AuraFusion360: Augmented Unseen Region Alignment for Reference-based 360° Unbounded Scene Inpainting

TL;DR

AuraFusion360 tackles 360° unbounded scene inpainting by marrying explicit 3D Gaussian Splatting with diffusion-based 2D inpainting guided by a reference view. The approach introduces depth-aware unseen mask generation, Adaptive Guided Depth Diffusion (AGDD), and SDEdit-based RGB guidance to ensure multi-view consistency and geometric fidelity across large viewpoint changes. A new 360-USID dataset with ground-truth novel views enables rigorous evaluation, and experiments show superior perceptual quality (lower LPIPS) and higher PSNR compared with state-of-the-art methods. This framework enables robust, reference-guided 3D inpainting for VR/AR and architectural visualization, with potential extensions to efficiency, dynamic scenes, and language-guided editing.

Abstract

Three-dimensional scene inpainting is crucial for applications from virtual reality to architectural visualization, yet existing methods struggle with view consistency and geometric accuracy in 360° unbounded scenes. We present AuraFusion360, a novel reference-based method that enables high-quality object removal and hole filling in 3D scenes represented by Gaussian Splatting. Our approach introduces (1) depth-aware unseen mask generation for accurate occlusion identification, (2) Adaptive Guided Depth Diffusion, a zero-shot method for accurate initial point placement without requiring additional training, and (3) SDEdit-based detail enhancement for multi-view coherence. We also introduce 360-USID, the first comprehensive dataset for 360° unbounded scene inpainting with ground truth. Extensive experiments demonstrate that AuraFusion360 significantly outperforms existing methods, achieving superior perceptual quality while maintaining geometric accuracy across dramatic viewpoint changes.

Figures (15)

• Figure 1: Comparison with different 3D inpainting approaches. Existing methods such as SPin-NeRF spinnerf and GScream wang2024gscream, designed for forward-facing scenes, perform poorly in 360° scenarios. Reference-based methods like Infusion liu2024infusion struggle with accurate depth projection, causing fine-tuning artifacts.
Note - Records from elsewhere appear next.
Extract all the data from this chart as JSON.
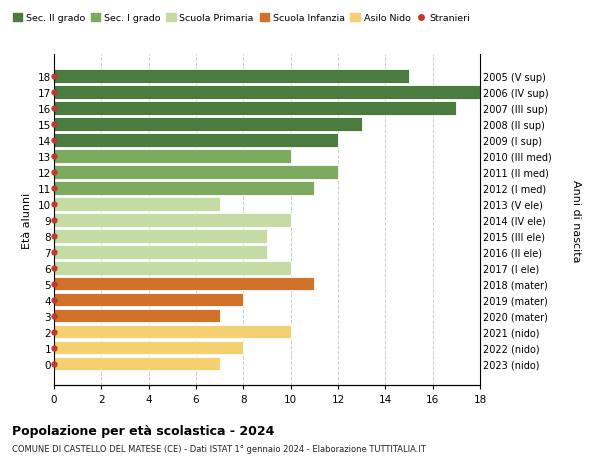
{
  "ages": [
    18,
    17,
    16,
    15,
    14,
    13,
    12,
    11,
    10,
    9,
    8,
    7,
    6,
    5,
    4,
    3,
    2,
    1,
    0
  ],
  "right_labels": [
    "2005 (V sup)",
    "2006 (IV sup)",
    "2007 (III sup)",
    "2008 (II sup)",
    "2009 (I sup)",
    "2010 (III med)",
    "2011 (II med)",
    "2012 (I med)",
    "2013 (V ele)",
    "2014 (IV ele)",
    "2015 (III ele)",
    "2016 (II ele)",
    "2017 (I ele)",
    "2018 (mater)",
    "2019 (mater)",
    "2020 (mater)",
    "2021 (nido)",
    "2022 (nido)",
    "2023 (nido)"
  ],
  "values": [
    15,
    18,
    17,
    13,
    12,
    10,
    12,
    11,
    7,
    10,
    9,
    9,
    10,
    11,
    8,
    7,
    10,
    8,
    7
  ],
  "bar_colors": [
    "#4a7c3f",
    "#4a7c3f",
    "#4a7c3f",
    "#4a7c3f",
    "#4a7c3f",
    "#7caa5e",
    "#7caa5e",
    "#7caa5e",
    "#c5dba4",
    "#c5dba4",
    "#c5dba4",
    "#c5dba4",
    "#c5dba4",
    "#d2722a",
    "#d2722a",
    "#d2722a",
    "#f5d070",
    "#f5d070",
    "#f5d070"
  ],
  "legend_labels": [
    "Sec. II grado",
    "Sec. I grado",
    "Scuola Primaria",
    "Scuola Infanzia",
    "Asilo Nido",
    "Stranieri"
  ],
  "legend_colors": [
    "#4a7c3f",
    "#7caa5e",
    "#c5dba4",
    "#d2722a",
    "#f5d070",
    "#c0392b"
  ],
  "ylabel_left": "Età alunni",
  "ylabel_right": "Anni di nascita",
  "title": "Popolazione per età scolastica - 2024",
  "subtitle": "COMUNE DI CASTELLO DEL MATESE (CE) - Dati ISTAT 1° gennaio 2024 - Elaborazione TUTTITALIA.IT",
  "xlim": [
    0,
    18
  ],
  "xticks": [
    0,
    2,
    4,
    6,
    8,
    10,
    12,
    14,
    16,
    18
  ],
  "dot_color": "#c0392b",
  "background_color": "#ffffff",
  "grid_color": "#cccccc"
}
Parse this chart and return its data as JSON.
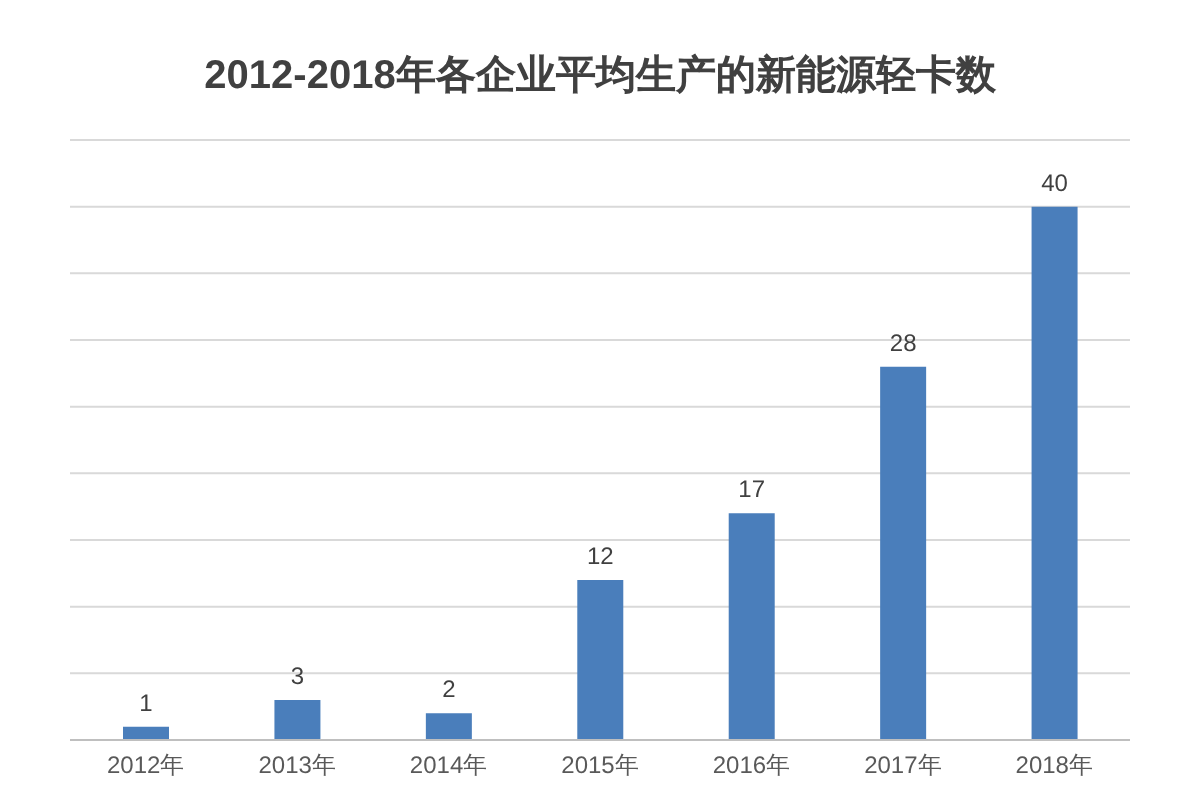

Gaussian Grouping ye2023gaussian frequently misidentifies unseen regions, reducing inpainting quality. Our AuraFusion360 achieves precise unseen masks and improved depth alignment via Adaptive Guided Depth Diffusion, employing SDEdit meng2022sdedit for diffusion-guided, multi-view consistent RGB generation.
• Figure 2: Overview of our method. Our approach takes multi-view RGB images and corresponding object masks as input and outputs a Gaussian representation with the masked objects removed. The pipeline consists of three main stages: (a) Depth-Aware Unseen Masks Generation to identify truly occluded areas, referred to as the "unseen region", (b) Depth-Aligned Gaussian Initialization on Reference View to fill unseen regions with initialized Gaussian containing reference RGB information after object removal, and (c) SDEdit-Based RGB Guidance for Detail Enhancement, which enhances fine details using an inpainting model while preserving reference view information. Instead of applying SDEdit with random noise, we use DDIM Inversion on the rendered initial Gaussians to generate noise that retains the structure of the reference view, ensuring multi-view consistency across all RGB Guidance.
• Figure 3: Overview of the Unseen Mask Generation Process using Depth Warping. To obtain the unseen mask for view $n$, we calculate the pixel correspondences between the view $n$ and all other views $i$ by using the rendered incomplete depth $D_{n}^{\text{incomplete}}$. For each view $i$, the removal region $R_i$ is backward traversal to view $n$ to align occlusions. We then aggregate the results from multiple views, averaging and applying a threshold to produce the initial contour of the unseen mask. This contour is subsequently converted into a bounding box prompt for SAM2 ravi2024sam2, which refines the unseen mask to its final version for view $n$.
• Figure 4: Overview of Adaptive Guided Depth Diffusion (AGDD). The framework takes image latent, incomplete depth, and unseen mask as inputs to generate aligned depth estimates. (a) The guided region is identified by dilating the unseen mask and subtracting the original mask. (b) At each timestep $t$, adaptive loss $\mathcal{L}_\text{adaptive}$ is computed between the pre-decoded and incomplete depth to update the noise input $\hat{\epsilon}_t$. This repeats $N$ times before advancing to the next denoising step, ensuring the estimated depth aligns with the incomplete depth distribution in the guided region.
• Figure 5: Overview of the 360-USID dataset. Sample images from each scene, including five outdoor scenes (Carton, Cone, Newcone, Skateboard, Plant) and two indoor scenes (Cookie, Sunflower). (Bottom right) The table shows statistics for each scene, including the number of training views and ground truth (GT) novel views. The dataset provides a diverse range of environments for evaluating 3D inpainting methods in both indoor and outdoor settings.